Me Sophie Obadia, avocate au barreau de Paris, était l'invitée de Philippe Rossi lundi 24 août dans l’émission "Les vraies voix de l'été" sur Sud Radio, à retrouver du lundi au vendredi à partir de 17h.

A partir du 1er septembre, le port du masque en entreprise sera obligatoire dans les espaces clos et partagés. Me Sophie Obadia est l'invitée de Philippe Rossi dans "Les vraies voix de l'été" sur Sud Radio, pour en parler. JOEL SAGET - AFP/Archives

Alors que dès le 1er septembre, le port du masque sera obligatoire dans les entreprises, du moins dans les espaces clos et partagés, un quart des salariés déclare être hostiles à ce protocole. Rien dans la loi n'obligera un salarié à le porter, même si dans les faits il pourra être sanctionné. Une nouveauté que nous décrypte Me Sophie Obadia.

 

De l'avertissement au licenciement

Avec l'imposition du port du masque dans les entreprises dès la rentrée, les salariés n'auront pas d'autres choix que de le porter, même si aucun décret ou aucune loi ne seront adoptés. Parmi les sanctions, "l'avertissement est la plus mineure". Mais ce type de manquement "peut aller jusqu'au licenciement", prévient l'avocate au barreau de Paris. "Imaginons un salarié qui n'aie jamais son masque, au bout de deux ou trois avertissements, il peut être licencié pour cette raison", explique Me Sophie Obadia.
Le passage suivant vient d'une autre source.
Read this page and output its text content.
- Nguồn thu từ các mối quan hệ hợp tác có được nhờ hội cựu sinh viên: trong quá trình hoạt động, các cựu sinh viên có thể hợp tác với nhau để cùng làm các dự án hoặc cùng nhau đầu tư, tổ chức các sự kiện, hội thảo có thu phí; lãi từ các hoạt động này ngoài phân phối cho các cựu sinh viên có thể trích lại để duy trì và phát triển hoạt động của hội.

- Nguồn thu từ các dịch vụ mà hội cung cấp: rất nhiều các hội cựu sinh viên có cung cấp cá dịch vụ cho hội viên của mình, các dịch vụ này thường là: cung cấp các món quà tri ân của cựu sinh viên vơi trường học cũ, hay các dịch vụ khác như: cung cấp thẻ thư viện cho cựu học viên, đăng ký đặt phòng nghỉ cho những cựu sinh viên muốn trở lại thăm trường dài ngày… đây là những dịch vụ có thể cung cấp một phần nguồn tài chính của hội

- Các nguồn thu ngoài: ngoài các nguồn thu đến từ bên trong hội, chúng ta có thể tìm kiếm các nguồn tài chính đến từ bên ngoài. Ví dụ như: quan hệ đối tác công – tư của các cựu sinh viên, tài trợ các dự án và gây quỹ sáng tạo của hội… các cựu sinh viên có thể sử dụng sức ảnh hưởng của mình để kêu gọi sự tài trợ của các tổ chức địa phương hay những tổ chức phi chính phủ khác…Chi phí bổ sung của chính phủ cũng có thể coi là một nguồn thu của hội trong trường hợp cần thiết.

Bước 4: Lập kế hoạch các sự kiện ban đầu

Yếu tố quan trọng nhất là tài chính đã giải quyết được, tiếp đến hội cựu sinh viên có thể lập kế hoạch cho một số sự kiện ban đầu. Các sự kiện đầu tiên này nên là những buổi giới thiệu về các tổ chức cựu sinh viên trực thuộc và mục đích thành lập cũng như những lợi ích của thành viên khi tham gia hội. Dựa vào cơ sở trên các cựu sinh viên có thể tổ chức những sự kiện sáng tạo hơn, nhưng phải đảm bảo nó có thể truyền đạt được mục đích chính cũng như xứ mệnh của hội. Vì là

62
A l'inverse, l'employeur n'est pas exempt de toute sanction. Celui qui ne fournirait pas de masques ou ne voudrait pas qu'on le porte dans son entreprise s'expose à une condamnation. "Le salarié bénéficierait d'un droit de retrait", précise l'avocate.

Une obligation non-écrite

Ce qui marque l'avocate, c'est "ce coup de tonnerre pour les juristes", cette obligation n'ayant "ni loi, ni décret". "C'est un protocole national que le gouvernement est en train de préparer, c'est la première fois qu'une obligation ne résulte pas de la loi", souligne-t-elle. Une mode importée du droit "anglo-saxon" dans le droit français.

"C'est un consensus qui se fait plus ou moins avec les partenaires sociaux, même s'ils n'ont pas encore signé ce protocole", explique Sophie Obadia. "Si vous commettez la faute plusieurs fois, vous pouvez être exclu de l'entreprise, l'inspection du travail peut être saisie par un salarié qui se considère en danger, il peut même y avoir le procureur de la République qui s'en mêle en disant qu'il y a une faute pénale commise par l'entreprise", s'étonne l'avocate. "On est dans le droit mais avec des modalités très nouvelles", note-t-elle.